This protocol outlines bioinformatic steps for investigating the molecular evolution and expression of candidate genes. Here we provide thorough instructions so that anybody with minimal bioinformatic experience can run through this protocol. This pipeline can be applied to any organism and any gene family.
One common issue when doing bioinformatics is shell scripts failing. When attempting this protocol, make sure you have the most up-to-date software, read the error files, and check the manual carefully. To begin, log in to the computer cluster account on a terminal or PuTTY application window.
On the terminal, download SRA Toolkit version 2.8.1 using Wget, then finish installing the program. Search NCBI for the SRA accession number for the desired samples, then obtain the RNA sequence data in the terminal window. Obtain two FASTQ files for paired-end files type.
Find the reference genome online if one exists. To obtain a reference assembly, type wget in the terminal window, and paste the link address. If available, also copy the GTF file and protein FASTA file for the reference genome.
Index the genome, then map reads and calculate expression for each sample. Rename the results file to something descriptive, and generate a matrix of all counts. Open an internet browser window and go to NCBI GenBank.
In the search bar, type the name of the gene of interest and the name of closely-related species which have been sequenced. On the left of the search bar, select Protein, then click Search. Extract the sequences by clicking Send to, and then select File.
Under Format, select FASTA, then click Create File. Move FASTA file of homologues to the computer cluster using a local terminal window or FileZilla. Next, search for candidate genes using BLAST+On the computer cluster, make a BLAST database from the genome or transcriptome-translated protein, FASTA.
BLAST the homologous gene sequences from NCBI to the database of the species of interest, then view the output file using the command more. Copy unique gene IDs from the species of interest to a new text file. Extract the sequences of candidate genes.
To confirm gene annotation using Reciprocal BLAST, go to the BLAST Local Alignment Search Tool, select BLASTP, then paste the candidate sequences, select the non-redundant protein sequence database, and click BLAST. Open MEGA, click on Align, then Edit Build Alignment, select Create a new alignment, and click OK.Select Protein. When the Alignment window opens, click on Edit.
Click Insert Sequences From File, and select the FASTA with protein sequences of candidate genes and probable homologues. Select All sequences. Find the arm symbol and hover over it.
It should say align sequences using muscle algorithm. Click on the arm symbol, and then click Align Protein to align the sequences Edit parameters or click OK to use default parameters. This protocol was applied to tissues of Hydra vulgaris which is a freshwater invertebrate that belongs to the phylum Cnidaria.
Opsin genes were investigated to gain insight into the evolution of eyes and light detection in animals. Sequences for opsin-related genes of H.vulgaris and other species were extracted into a FASTA file from the NCBI GenBank. The opsin genes were aligned in MEGA, making it possible to identify Hydra opsins that were missing a conserved-lysine amino acid necessary to bind a light-sensitive molecule.
A maximum-likelihood tree was generated using opsin sequences from Hydra vulgaris and other species. The phylogeny suggests opsin genes are evolving by lineage-specific duplications in cnidarians, and potentially by tandem duplication in H.vulgaris. Next, a differential expression analysis was performed in edgeR to investigate absolute expression of opsin genes.
To determine whether one or more opsins are up-regulated in the hypostome, or head, pair-wise comparisons of hypostome versus the body column, budding zone, foot, and tentacles were performed. It was found that 1, 774 transcripts were differentially expressed between the hypostome and body column. The genes that were up-regulated across multiple comparisons were determined, and a functional enrichment in Blast2GO was performed.
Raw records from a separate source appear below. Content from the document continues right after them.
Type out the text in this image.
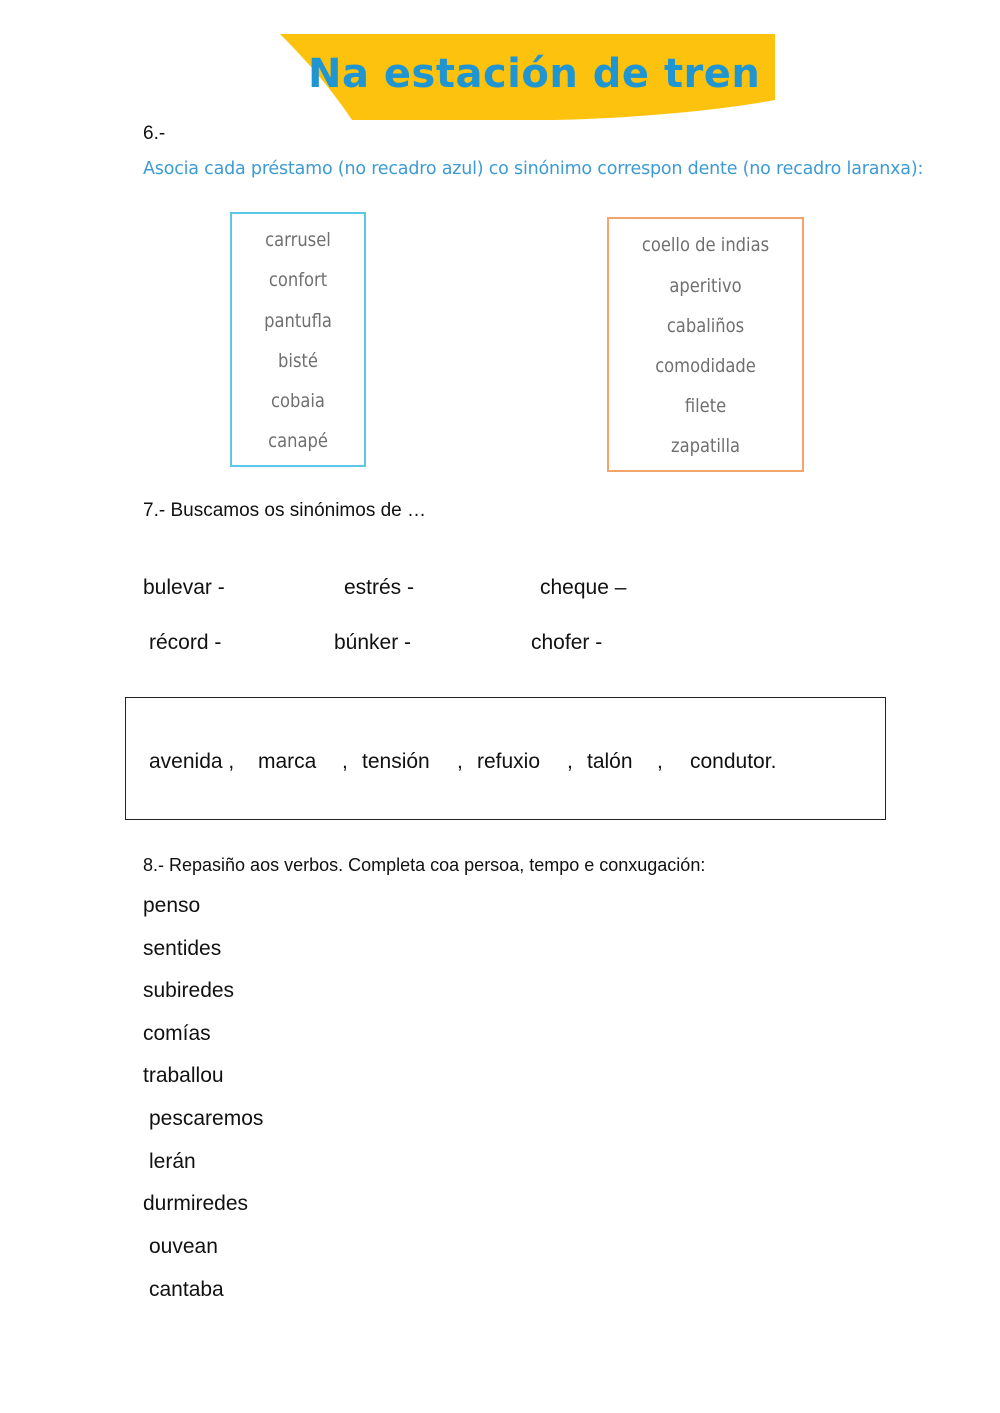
Na estación de tren
6.-
Asocia cada préstamo (no recadro azul) co sinónimo correspon dente (no recadro laranxa):
carrusel
confort
pantufla
bisté
cobaia
canapé
coello de indias
aperitivo
cabaliños
comodidade
filete
zapatilla
7.- Buscamos os sinónimos de …
bulevar -	estrés -	cheque –
récord -	búnker -	chofer -
avenida , marca , tensión , refuxio , talón , condutor.
8.- Repasiño aos verbos. Completa coa persoa, tempo e conxugación:
penso
sentides
subiredes
comías
traballou
pescaremos
lerán
durmiredes
ouvean
cantaba
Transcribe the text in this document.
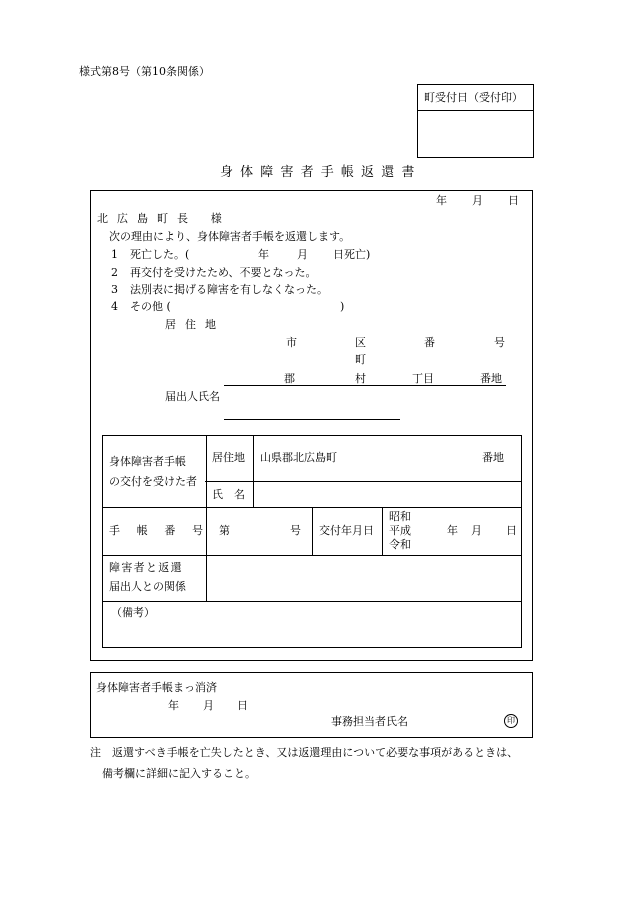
様式第8号（第10条関係）
町受付日（受付印）
身体障害者手帳返還書
年 月 日
北 広 島 町 長　 様
次の理由により、身体障害者手帳を返還します。
1 死亡した。(	年	月 日死亡)
2 再交付を受けたため、不要となった。
3 法別表に掲げる障害を有しなくなった。
4 その他 (	)
居 住 地
市	区	番	号
町
郡	村	丁目	番地
届出人氏名
身体障害者手帳
の交付を受けた者
居住地 山県郡北広島町	番地
氏　名
手 帳 番 号 第	号 交付年月日
昭和
平成
令和
年 月 日
障害者と返還
届出人との関係
（備考）
身体障害者手帳まっ消済
年 月 日
事務担当者氏名	印
注　返還すべき手帳を亡失したとき、又は返還理由について必要な事項があるときは、
備考欄に詳細に記入すること。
Finally, the absolute expression of opsin genes was investigated in different tissues during different stages of budding, and during different time points of regeneration. Visual inspection of the alignment and tree will confirm whether candidate genes belong to the family of interest. Genes that are too different in sequence or a group outside of everything else, are probably part of a different gene family.
Results from this protocol can be considered hypothesis-generating. This pipeline can highlight candidate genes to study functionally in future studies. After exploring Hydra opsin expression, we are now using similar techniques to investigate related genes across species in order to identify similarities and differences in function.